Eat When You are Hungry.
This is the first key. To some, it may sound incredibly obvious. To others it may seem difficult and dangerous. To me, it caused something to finally click. It seems that what I have been learning all along is that I can trust myself.
Throughout my life I have eaten for many reasons, but hunger was generally not one of them, or at the most it was a secondary consideration. I had said the words “I’m hungry” many times, but “hunger” once had a much different meaning to me than it does now. Hunger used to be many things in addition to stomach hunger, from boredom to loneliness. “I’m hungry” was just as likely to mean “I’m angry” or “I’m sad” as “I need nourishment for my body.”
So now I practice eating when I am hungry. I find my hunger signal is not broken as I once thought. I just didn’t know how to listen to it. Instead I listened to my emotional mind and my taste buds. If you asked me why I ate, I would have likely told you, “because it tastes good.”
Eat the Food Your Body is Hungry For.
In addition to telling me when I am hungry, I have learned that my body tells me what it is hungry for. When I eat the right foods, the nourishing foods, and of course the appealing and tasty foods, my body rewards me by feeling good. I feel energetic, my mind feels clear, and I feel emotionally happier. When I eat the wrong foods for the moment, or foods that are too sweet or salty or greasy, or when I do not eat enough, my body punishes me by feeling bad. I feel lethargic, nauseated, and grumpy. This has always been the case. But in the past I let tastiness override all other effects.

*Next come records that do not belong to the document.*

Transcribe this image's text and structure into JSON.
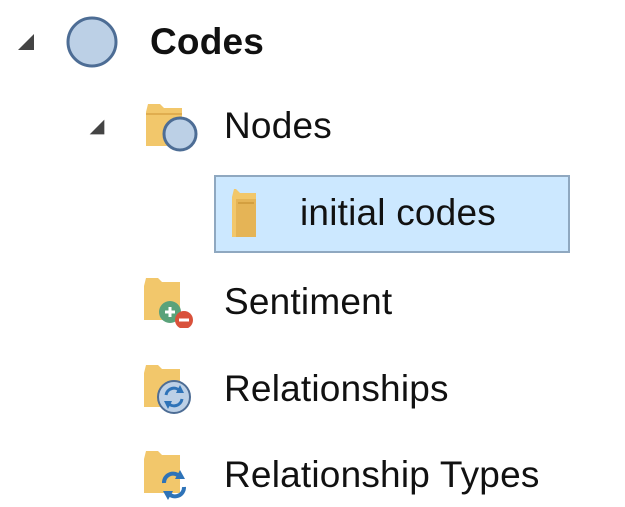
{
  "tree": {
    "root": {
      "label": "Codes",
      "expanded": true,
      "icon": "circle-codes-icon"
    },
    "nodes": {
      "label": "Nodes",
      "expanded": true,
      "icon": "folder-circle-icon"
    },
    "initial_codes": {
      "label": "initial codes",
      "selected": true,
      "icon": "folder-icon"
    },
    "sentiment": {
      "label": "Sentiment",
      "icon": "sentiment-folder-icon"
    },
    "relationships": {
      "label": "Relationships",
      "icon": "relationships-folder-icon"
    },
    "relationship_types": {
      "label": "Relationship Types",
      "icon": "relationship-types-folder-icon"
    }
  },
  "colors": {
    "selection_fill": "#cce8ff",
    "selection_border": "#8fa8c0",
    "folder": "#f2c76b",
    "node_circle": "#bcd0e6"
  }
}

This doesn’t mean I never eat cake or french fries. Sometimes you really and truly desire a decadent chocolate. At those times, I have what I desire. But I wait until I am hungry to eat it and I make sure to enjoy it fully.
Find Out Why You Eat When You aren’t Hungry.
I spent the previous 2 years figuring that out. I think I have a true understanding of it now. The understanding set me free.
Taste Every Mouthful.
I’m always working on this one. In my family, we didn’t sit down to dinner very often. We generally ate separately or at different times. I usually ate in front of the TV. I still eat in front of the TV sometimes still, but I’m much more conscious of enjoying the food I am eating rather than mindlessly eating it without really savoring it at all.
Stop Eating the Moment You Are Full.
I’ve eaten too much, I’ve eaten too little. I lost the weight by eating by number. I ate a specific number of calories every day and I ate at specified times throughout the day. I planned most meals the day before.
Now, I eat until I start to feel full. Just like there’s a specific physical feeling for hunger, there’s a specific physical feeling for fullness. My body knew the right thing to do all along. I only had to listen. One of the most useful things I learned from the book was that if I start eating when I’m not hungry, I will never get the signal that I am full.
I can’t recommend this book enough. I might not have been ready for it until this moment. I may have needed the practice of eating by number and learning what the effects of healthier eating felt like and knowing that reward is coming if I choose to eat right. I may have been skeptical that it could be this simple in the past, but I’m not now. It works. It is incredibly freeing after putting so much focus on the tedium of eating and letting it be more free-flowing and enjoyable as well as much less mind-consuming.